Compassion merupakan nilai spiritualitas yang di hidupi oleh Bunda Elisabeth

Gruyters pendiri Kongregasi suster-suster cinta kasih St. Carolus Borommeus karena mengalami dan merasakan kasih Allah yang berbelarasa tanpa syarat. Perwujudan nilai ini tampak dalam seluruh kehidupan dan karya Bunda Elisabeth Gruyters yang senantiasa mengutamakan keselamaran manusia (Gruyters, 1987: 29). Compassion dapat diwujudkan melalui sikap peduli, solider, dan rela berbagi dengan mereka yang lemah, miskin, menderita dan tersisih tanpa membeda-bedakan sebagai sesama.

Dalam konteks Tarakanita, pendidikan karakter haruslah berakar dan berangkat dari semangat cinta kasih tanpa syarat dan berbelarasa.“Waktu itu kami mulai menerima anak-anak miskin, dengan maksud membangun dasar baik dalam batin mereka.Kami memberikan pelajaran agama Kristen, menjahit, mengajar mereka berdoa dan mendidik mereka mencintai Allah (Gruyters, 1987: 32). Membangun dasar yang baik merupakan tugas perutusan yang melekat pada siapapun dan

dimanapun kita yang terlibat dalam proses pendidikan. SMP Stella Duce 2 adalah sekolah yang berada dibawa naungan Yayasan Tarakanita yang menempatkan Compassion sebagai salah satu keutamaan khas lembaga. Dengan demikian setiap

anak dan segenap anggota komunitas yayasan Tarakanita selalu didorong untuk mengamalkan dan menghayati dengan sungguh nilai Campassion dalam hidupnya disamping nilai-nilai yang ditawarkan dalam School Values Tarakanita.
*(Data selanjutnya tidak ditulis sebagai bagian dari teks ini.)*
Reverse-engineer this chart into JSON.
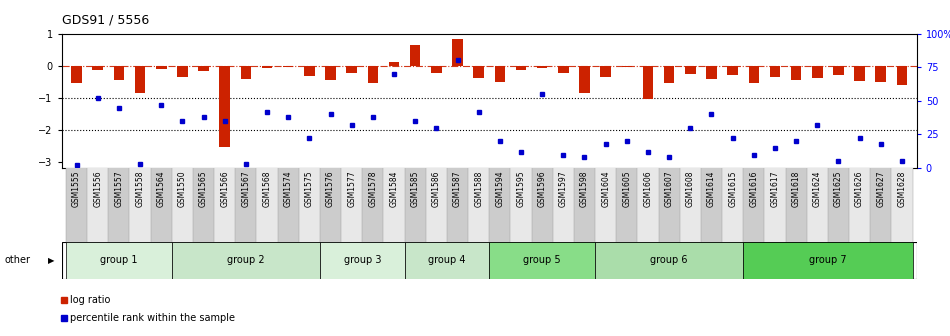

Compassion diperlukan bagi siswa-siswi SMP Stella Duce 2 Yogyakarta agar

mereka turut merasakan penderitaan sesama sehingga menimbulkan keinginan aktif untuk meringankannya demi terwujudnya kehidupan yang harmonis. Siswa-siswi juga diharapkan mampu melakukan aksi peduli bagi mereka yang lemah, miskin, dan menderita sebagai sesama ciptaan Allah yang sederajat, mereka juga bisa bersikap solider terhadap mereka yang lemah, miskin, dan menderita sebagai sesama ciptaan Allah, dan rela kepada siapa saja. Sebagai suatu proses pembelajaran, anak diajak melihat secara dekat situasi hidup keluarga yang berkesesakan di sekitar Lingkungan sekolah dengan cara:

1) Mengunjungi keluarga tersebut, melakukan observasi dan membuat catatan-catatan peristiwa yang dialami dalam kunjungan tersebut.
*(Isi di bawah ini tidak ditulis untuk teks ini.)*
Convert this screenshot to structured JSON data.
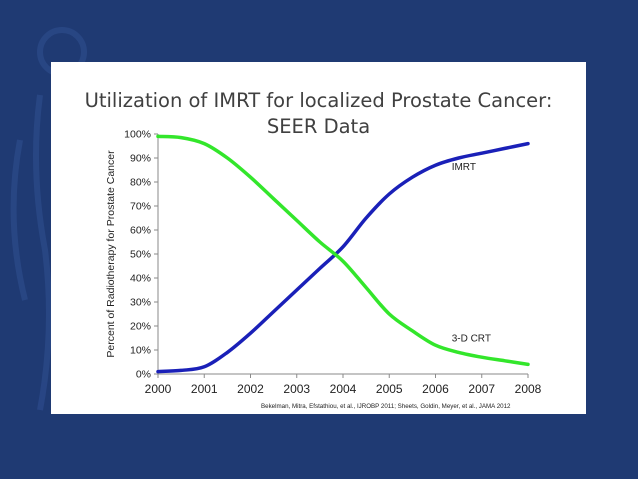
{
  "slide": {
    "background_color": "#1f3a73",
    "citation": "Bekelman, Mitra, Efstathiou, et al., IJROBP 2011; Sheets, Goldin, Meyer, et al., JAMA 2012"
  },
  "chart_data": {
    "type": "line",
    "title_line1": "Utilization of IMRT for localized Prostate Cancer:",
    "title_line2": "SEER Data",
    "xlabel": "",
    "ylabel": "Percent of Radiotherapy for Prostate Cancer",
    "x_ticks": [
      "2000",
      "2001",
      "2002",
      "2003",
      "2004",
      "2005",
      "2006",
      "2007",
      "2008"
    ],
    "y_ticks": [
      "0%",
      "10%",
      "20%",
      "30%",
      "40%",
      "50%",
      "60%",
      "70%",
      "80%",
      "90%",
      "100%"
    ],
    "xlim": [
      2000,
      2008
    ],
    "ylim": [
      0,
      100
    ],
    "grid": false,
    "series": [
      {
        "name": "IMRT",
        "color": "#1a20b8",
        "x": [
          2000,
          2000.5,
          2001,
          2001.5,
          2002,
          2002.5,
          2003,
          2003.5,
          2004,
          2004.5,
          2005,
          2005.5,
          2006,
          2006.5,
          2007,
          2007.5,
          2008
        ],
        "values": [
          1,
          1.5,
          3,
          9,
          17,
          26,
          35,
          44,
          53,
          65,
          75,
          82,
          87,
          90,
          92,
          94,
          96
        ]
      },
      {
        "name": "3-D CRT",
        "color": "#33e62b",
        "x": [
          2000,
          2000.5,
          2001,
          2001.5,
          2002,
          2002.5,
          2003,
          2003.5,
          2004,
          2004.5,
          2005,
          2005.5,
          2006,
          2006.5,
          2007,
          2007.5,
          2008
        ],
        "values": [
          99,
          98.5,
          96,
          90,
          82,
          73,
          64,
          55,
          47,
          36,
          25,
          18,
          12,
          9,
          7,
          5.5,
          4
        ]
      }
    ]
  }
}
2) Siswa-siswi dipandu oleh Guru untuk mempelajari sebab-sebab orang menjadi lemah, miskin, dan menderita.

3) Siswa-siswi mengidentifikasi akibat-akibat yang ditimbulkan oleh situasi-situasi tersebut.
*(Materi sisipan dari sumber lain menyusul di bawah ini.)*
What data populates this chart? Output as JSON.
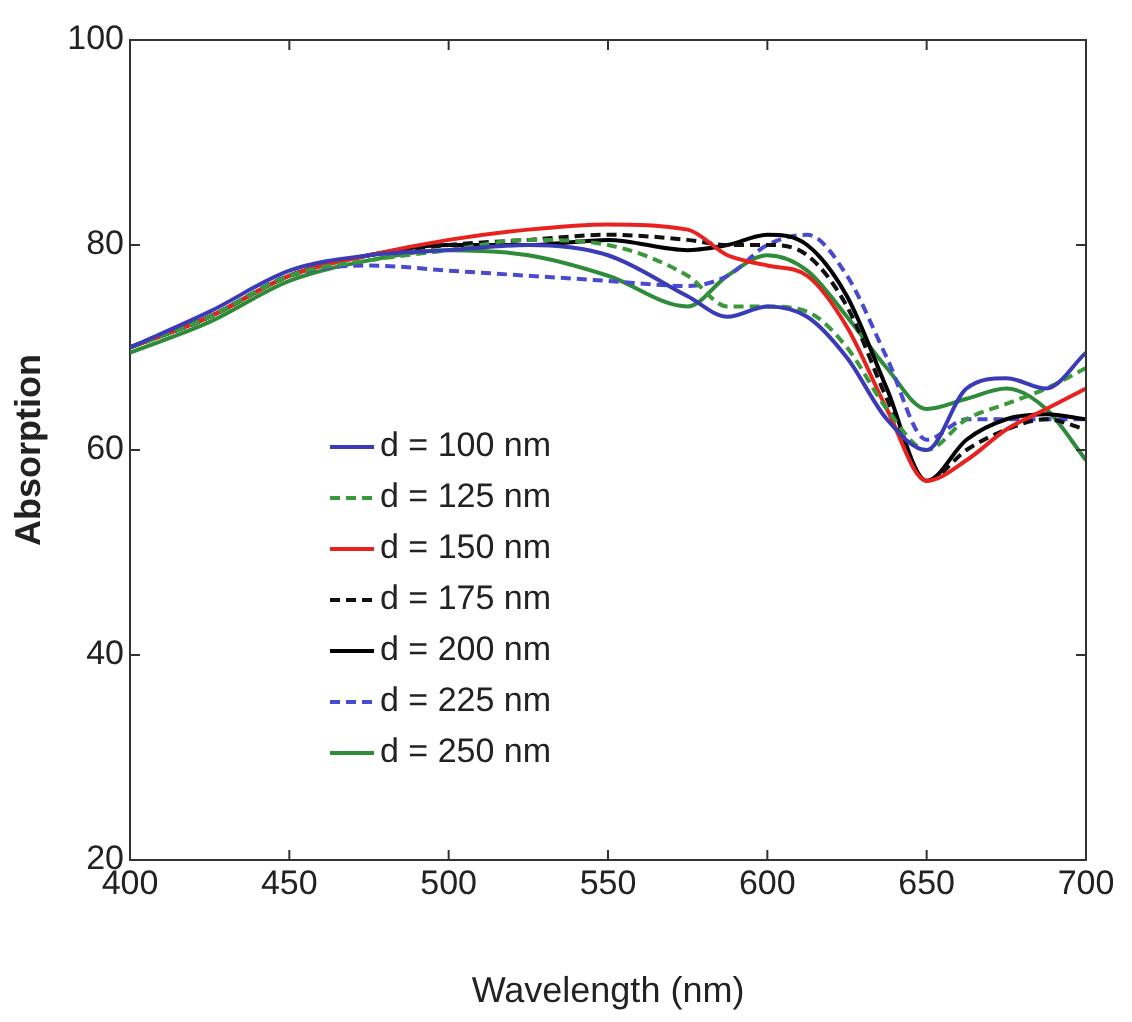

4) Melakukan refleksi dengan harapan siswa-siswi mampu menghidupi sikap peduli, solider, dan mau berbagi dengan mereka yang lemah, miskin dan menderita.

5) Siswa-siswi merancang dan melakukan aksi sosial dan pada akhirnya siswa-siswi mengevaluasi aksi sosial yang mereka lakukan, apakah aksi sosial bermanfaat bagi terbangunnya kehidupan yang harmonis dalam masyarakat.